Faculty Evaluations by Medicine Residents Using Known versus Anonymous Systems
Daberkow II, Dayton W.
Sanders, Charles V.
Chauvin, Sheila W.
- Publisher: Co-Action Publishing
Medical Education Online
Purpose. This study examined the extent to which faculty evaluation results differed, based on whether residents were required to submit ratings anonymously or not. Method. We used a retrospective analysis of existing records representing Internal Medicine residents’ evaluation of 51 faculty members in an anonymous and known (non-anonymous) rater system on an inpatient medicine service. Results. Mean scores for 48 of 51 individuals were lower for anonymous than non-anonymous evaluations. The mean scores were as follows: Anonymous = 5.4 (95 % CI, 5.2-5.6); Nonanonymous = 6.1 (95 % CI, 5.9-6.3).
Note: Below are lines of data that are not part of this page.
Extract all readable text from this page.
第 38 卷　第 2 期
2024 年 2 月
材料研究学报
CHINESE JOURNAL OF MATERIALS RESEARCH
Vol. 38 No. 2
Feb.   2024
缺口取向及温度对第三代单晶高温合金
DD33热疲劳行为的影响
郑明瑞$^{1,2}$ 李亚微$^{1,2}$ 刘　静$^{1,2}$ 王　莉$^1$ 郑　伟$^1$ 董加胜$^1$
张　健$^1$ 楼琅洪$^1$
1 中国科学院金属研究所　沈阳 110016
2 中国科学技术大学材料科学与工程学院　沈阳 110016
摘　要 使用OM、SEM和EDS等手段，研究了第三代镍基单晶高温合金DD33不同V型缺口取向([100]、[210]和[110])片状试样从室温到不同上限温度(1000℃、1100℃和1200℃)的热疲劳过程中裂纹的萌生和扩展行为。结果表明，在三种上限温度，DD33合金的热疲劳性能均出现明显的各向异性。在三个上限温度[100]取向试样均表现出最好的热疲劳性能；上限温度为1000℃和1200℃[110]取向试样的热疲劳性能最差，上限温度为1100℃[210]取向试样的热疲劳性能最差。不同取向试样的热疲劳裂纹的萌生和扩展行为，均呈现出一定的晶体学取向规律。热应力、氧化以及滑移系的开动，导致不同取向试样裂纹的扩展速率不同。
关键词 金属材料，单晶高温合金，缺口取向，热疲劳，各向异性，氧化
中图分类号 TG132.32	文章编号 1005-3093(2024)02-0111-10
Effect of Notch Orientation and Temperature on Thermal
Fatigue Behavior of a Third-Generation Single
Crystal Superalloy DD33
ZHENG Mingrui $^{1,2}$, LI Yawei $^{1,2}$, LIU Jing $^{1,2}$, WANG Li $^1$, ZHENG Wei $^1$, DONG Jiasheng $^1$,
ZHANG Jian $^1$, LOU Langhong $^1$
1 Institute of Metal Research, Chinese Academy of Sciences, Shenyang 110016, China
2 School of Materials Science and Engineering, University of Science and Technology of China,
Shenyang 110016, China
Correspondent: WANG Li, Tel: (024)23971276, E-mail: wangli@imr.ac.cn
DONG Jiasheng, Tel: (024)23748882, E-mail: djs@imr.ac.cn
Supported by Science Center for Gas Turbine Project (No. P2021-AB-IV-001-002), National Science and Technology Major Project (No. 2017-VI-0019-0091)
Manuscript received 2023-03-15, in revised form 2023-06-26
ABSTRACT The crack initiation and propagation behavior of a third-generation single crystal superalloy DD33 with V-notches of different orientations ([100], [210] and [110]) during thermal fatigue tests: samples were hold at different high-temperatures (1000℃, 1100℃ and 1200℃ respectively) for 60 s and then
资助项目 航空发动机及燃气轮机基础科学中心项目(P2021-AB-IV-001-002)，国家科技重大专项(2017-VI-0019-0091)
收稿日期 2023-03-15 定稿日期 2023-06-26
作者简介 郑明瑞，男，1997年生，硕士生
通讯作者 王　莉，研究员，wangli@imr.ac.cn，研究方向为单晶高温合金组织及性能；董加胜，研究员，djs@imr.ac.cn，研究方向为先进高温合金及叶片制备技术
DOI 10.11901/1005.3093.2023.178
Regression analysis of mean scores for non-anonymous evaluations against those for anonymous evaluations revealed a significant relationship (r = 0.83, p < 0.001). Conclusions. Faculty evaluations completed anonymously by residents are significantly lower than those for which resident identities were known. Given the strong, significant relationship between individual faculty members’ evaluation ratings from both systems, other factors influencing evaluations should be considered. No subgroups suffered more under anonymous rankings.